2. Sample size used for the test set and the data provenance (e.g. country of origin of the data, retrospective or prospective):
This information is not provided. The document mentions general "Software and hardware testing," "Safety testing," and "Environmental testing" but does not detail the methodology, sample sizes, or data provenance of these tests as they pertain to specific performance metrics.
3. Number of experts used to establish the ground truth for the test set and the qualifications of those experts (e.g. radiologist with 10 years of experience):
This information is not provided. The device is a physiological patient monitor, and its performance would typically be evaluated against established physiological measurement standards, not by expert interpretation in the way an imaging device might be.
4. Adjudication method (e.g. 2+1, 3+1, none) for the test set:
This information is not provided.
5. If a multi reader multi case (MRMC) comparative effectiveness study was done, If so, what was the effect size of how much human readers improve with AI vs without AI assistance:
This information is not provided.
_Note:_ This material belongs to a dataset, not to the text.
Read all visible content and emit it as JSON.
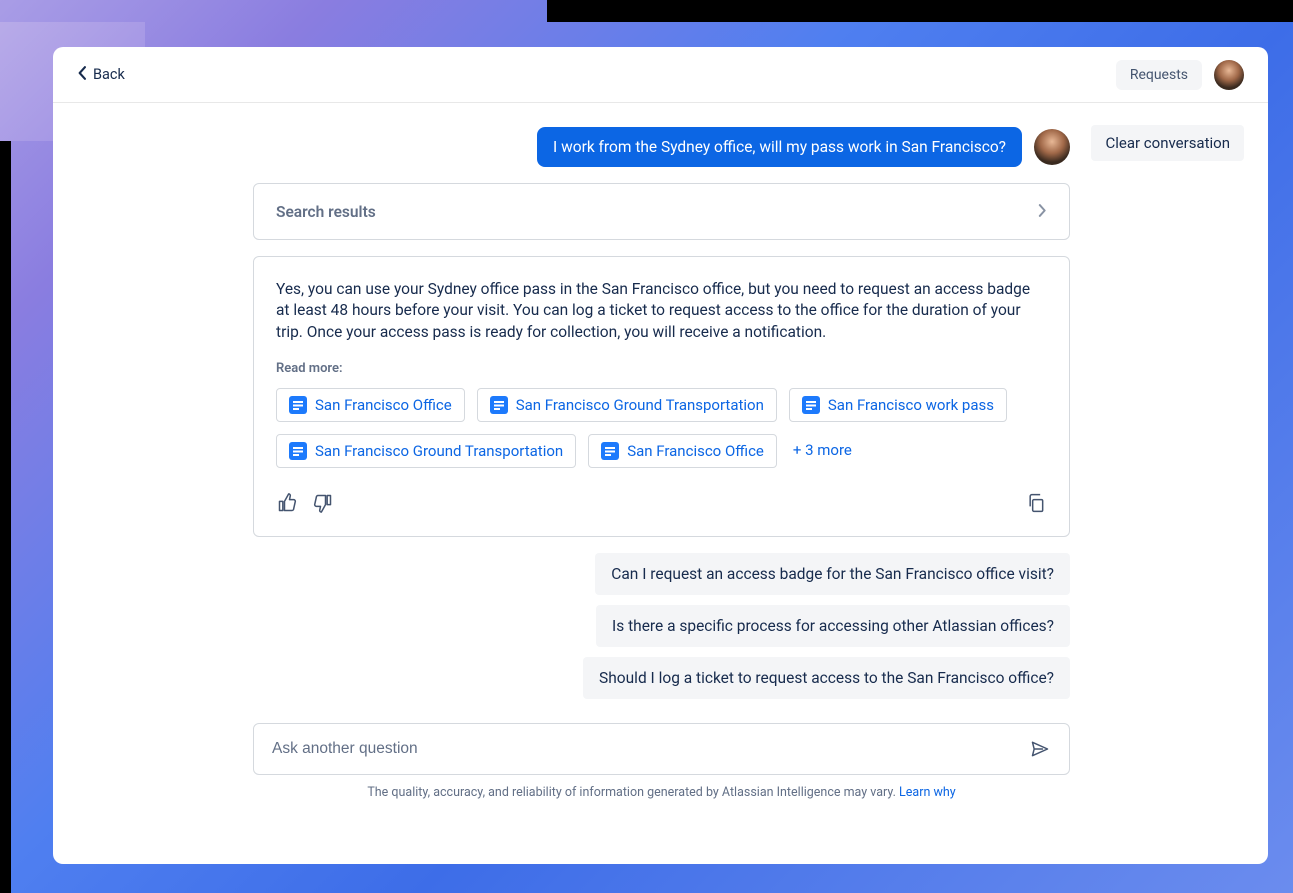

MRMC studies are typically for diagnostic imaging devices where human interpretation is a key component, and AI assistance can augment that. This device is a physiological monitor, not an AI-assisted diagnostic tool in the sense of image analysis.
6. If a standalone (i.e. algorithm only without human-in-the-loop performance) was done:
This information is not provided explicitly, but as a physiological monitor, its primary function is standalone measurement and display of parameters. The tests mentioned (software, hardware, safety, environmental) suggest standalone performance was evaluated, but details are lacking.
7. The type of ground truth used (expert consensus, pathology, outcomes data, etc.):
This information is not explicitly stated, but for physiological monitors, the ground truth would typically be established by comparison to highly accurate reference instruments or established clinical methodologies for each physiological parameter (e.g., a known pressure source for BP accuracy, a calibrated gas analyzer for CO2 measurement, ECG simulation for arrhythmia detection).
8. The sample size for the training set:
This information is not provided. The document describes the system development process ("Requirements specification review," "Code inspections," "Software and hardware testing," etc.) but doesn't mention a "training set" in the context of an AI/machine learning model. This indicates the device likely uses established algorithms and signal processing techniques rather than a machine learning approach that requires a separate training set for model development.
9. How the ground truth for the training set was established:
This information is not provided, as a "training set" in the context of machine learning is not mentioned or implied for this device's development as described.